6.2. EXEMPLARY USES OF ORE VECTOR LIBRARIES 
[0230] In one aspect, the invention provides methods for expression of PKS module- 
encoding genes in combinations not found in nature. Such novel module architecture enables 
production of novel polyketides, more efficient production of known polyketides, and further 
understanding of the "rules" governing interactions of PKS modules, domains and linkers. 

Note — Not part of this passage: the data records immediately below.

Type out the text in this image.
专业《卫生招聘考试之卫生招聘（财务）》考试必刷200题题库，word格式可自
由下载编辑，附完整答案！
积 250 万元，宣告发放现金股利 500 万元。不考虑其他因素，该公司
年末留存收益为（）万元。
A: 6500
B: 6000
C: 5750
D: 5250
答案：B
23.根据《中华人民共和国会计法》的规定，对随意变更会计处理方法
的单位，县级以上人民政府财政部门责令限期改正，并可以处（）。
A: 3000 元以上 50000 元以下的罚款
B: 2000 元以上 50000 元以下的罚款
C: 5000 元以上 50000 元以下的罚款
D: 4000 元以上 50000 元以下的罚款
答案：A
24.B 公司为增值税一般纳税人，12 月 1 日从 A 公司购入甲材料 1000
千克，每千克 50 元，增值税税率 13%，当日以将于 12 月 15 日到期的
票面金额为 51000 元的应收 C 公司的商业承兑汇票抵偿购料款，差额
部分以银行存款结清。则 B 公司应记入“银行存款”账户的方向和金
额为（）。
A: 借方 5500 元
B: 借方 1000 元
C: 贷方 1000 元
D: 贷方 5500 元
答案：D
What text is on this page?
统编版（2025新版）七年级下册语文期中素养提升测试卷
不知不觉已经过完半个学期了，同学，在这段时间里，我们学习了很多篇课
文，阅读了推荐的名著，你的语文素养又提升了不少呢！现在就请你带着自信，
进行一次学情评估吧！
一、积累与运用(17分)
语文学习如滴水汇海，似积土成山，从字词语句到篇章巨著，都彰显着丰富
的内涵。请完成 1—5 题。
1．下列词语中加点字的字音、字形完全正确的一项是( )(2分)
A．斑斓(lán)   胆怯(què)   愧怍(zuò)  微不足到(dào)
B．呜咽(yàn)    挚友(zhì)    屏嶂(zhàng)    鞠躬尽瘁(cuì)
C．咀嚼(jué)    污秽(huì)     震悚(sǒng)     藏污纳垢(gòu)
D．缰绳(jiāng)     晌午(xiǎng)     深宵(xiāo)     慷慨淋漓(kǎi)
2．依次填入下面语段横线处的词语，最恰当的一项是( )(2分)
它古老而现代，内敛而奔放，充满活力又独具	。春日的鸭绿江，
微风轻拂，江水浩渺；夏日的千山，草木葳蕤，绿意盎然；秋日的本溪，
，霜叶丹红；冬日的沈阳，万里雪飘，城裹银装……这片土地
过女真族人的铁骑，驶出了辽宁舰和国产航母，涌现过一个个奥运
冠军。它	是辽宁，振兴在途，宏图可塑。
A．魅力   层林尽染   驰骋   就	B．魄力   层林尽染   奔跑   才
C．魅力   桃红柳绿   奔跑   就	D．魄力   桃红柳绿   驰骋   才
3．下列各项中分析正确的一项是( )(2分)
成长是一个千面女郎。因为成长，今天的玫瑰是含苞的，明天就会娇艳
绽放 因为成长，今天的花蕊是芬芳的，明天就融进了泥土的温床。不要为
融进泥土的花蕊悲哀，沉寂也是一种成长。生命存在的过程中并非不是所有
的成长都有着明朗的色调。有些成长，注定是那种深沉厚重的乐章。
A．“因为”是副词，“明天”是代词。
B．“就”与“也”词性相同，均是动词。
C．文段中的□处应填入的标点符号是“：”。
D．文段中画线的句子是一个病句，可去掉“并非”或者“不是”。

Combinations of "heterologous" modules (i.e. modules that do not naturally interact) may not be 
productive or efficient. For example, at a heterologous module interface, the product of the first 
module may not be the natural substrate for the second or subsequent modules and the accepting 
module(s) may not accept the foreign substrate efficiently. In addition, inter-module transfer of 
the polyketide chain (from the ACP thiol ester of one module to the KS thiol ester of the next) 
may not occur efficiently. See U.S. Patent Publication No. US20030068676A1 : Methods to 
mediate polyketide synthase module effectiveness. The present invention provides methods for 
vectors, libraries, and methods for evaluating the ability of modules, domains, linker and other 
polypeptide segments to function productively. 

[0231] In one aspect of the invention, libraries of vectors are prepared in which different 
members of the library comprise different extension modules. In one aspect of the invention, 
libraries of vectors are prepared in which the members of the library comprise the same 
extension module(s) but comprise different accessory units (e.g., different loading modules 
and/or different linker domains and/or different thioesterase domains). Thus, the invention 
provides methods for synthesizing an expression library of PKS module-encoding genes by: 
making a plurality of different synthetic PKS module-encoding genes (e.g., as described herein) 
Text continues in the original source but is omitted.